My daughter recently grew an interest in the game of chess, after spying an ornate set at my parents’ house and begging me to teach her to play. Since then we’ve had a number of games. I’m a terrible player, but I know enough to stay ahead of her, and I’ve defeated her every time. Take that, ten-year-old!
In all seriousness, I’m teaching her the same way my father taught me. He’s a great chess player. He never let me or my siblings win, because that was the only way to learn. I eventually gave up, but my older brother was relentless, and finally, after months of playing my dad after dinner or on the weekends, he finally defeated him. I know my dad was proud, and so was my brother, because it was a hard won victory. So I play my daughter the same way, and eventually she’ll beat me, not because I let her, but because her skills will surpass mine. She’ll outwit and outflank me, and good for her when that happens. I love watching her ponder her moves. I can practically see the gears turning.

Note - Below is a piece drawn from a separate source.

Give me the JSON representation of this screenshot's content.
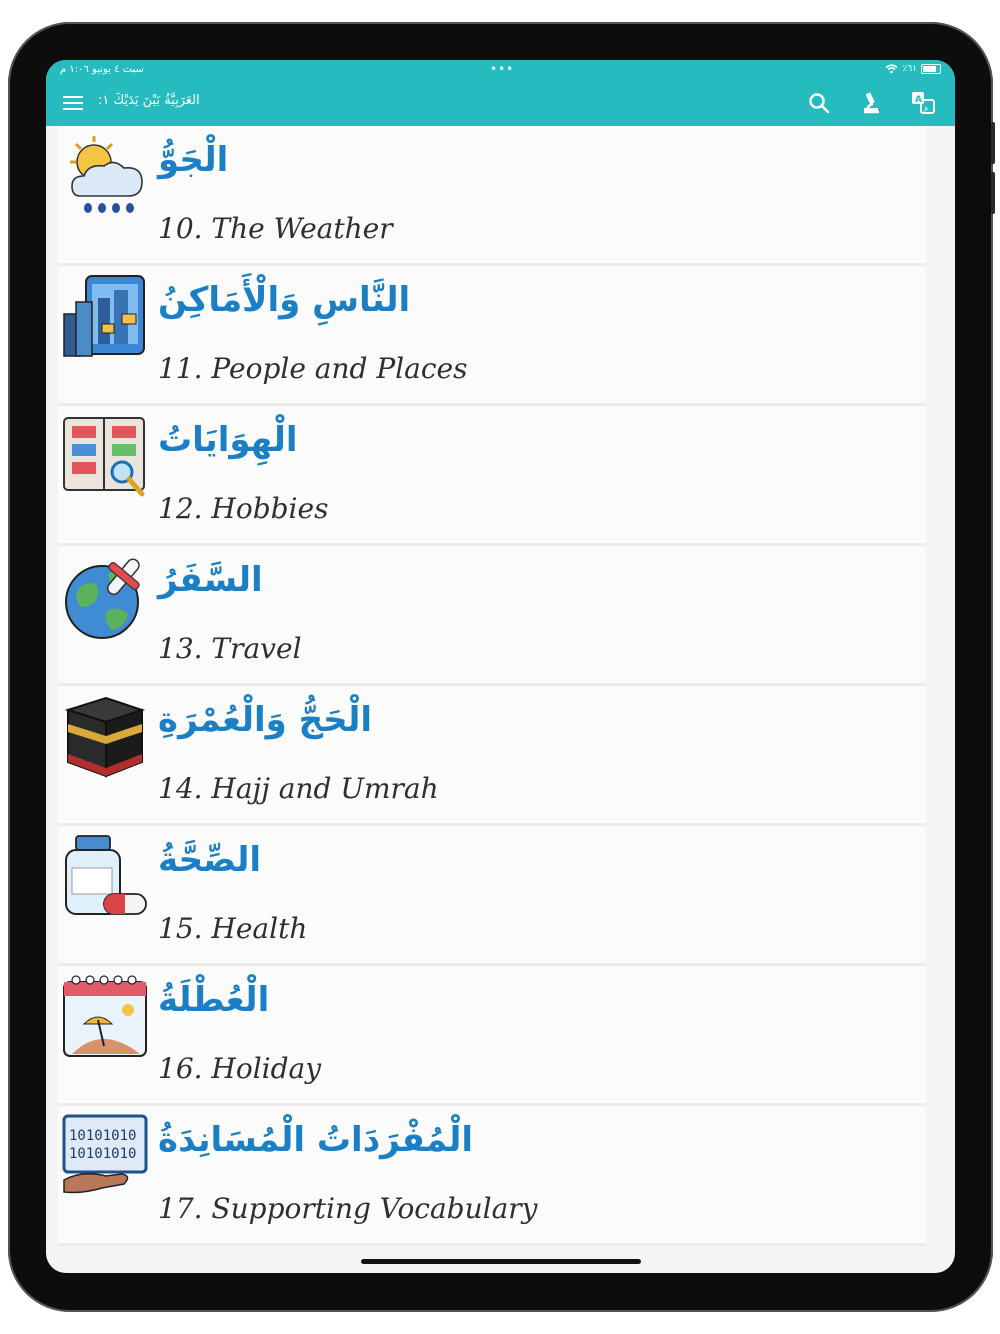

One time she got discouraged though, and I told her I understood, but then I told her, “You will lose one hundred games of chess before you get good. It takes practice.” And she seemed to understand, and still asks me to play after dinner, the same way my brother and I would challenge my dad.
Later, when I thought about what I’d told her, I was reminded of another maxim I’d learned after I’d been working on my novels for a few years: “You will write one hundred pages of crap before you write your first page of gold.” I’d written much of my first novel by then, but going back and editing, there were only one or two pages that I was really proud of. The rest needed a lot of work, and I had to put it on a shelf for a few years before I eventually returned to it.
Nearly twenty-five years in, I’m still learning, and that’s part of the fun. To look at our own work, page by page, paragraph by paragraph, sentence by sentence, and ask ourselves, “How can I make this better?” —that’s part of our adventure as writers. Committing our ideas to paper is great, but another facet of that gem is polishing those ideas, refining them, distilling, reducing them, until all we’re left with is the bare minimum of words that tells the most brilliant of our ideas – that’s why we write.
But we’ve got to be willing to run that gauntlet, too, where we face the fact that a lot of what we put in our first drafts—well, if not crap, we should at least admit that it needs a lot of work. And we are compelled to put in that work, because when we do, when we persevere through those one hundred pages of crap and reach our first page of gold, that gives us the hope and the encouragement to keep writing, and sooner or later we hammer out those gold pages more frequently, and build something great. I look forward to my daughter’s first chess victory, with the joy and anticipation I’ve felt at all of her past hard-earned successes. I’ve known those joys, and I wish her (and you) to know them as well.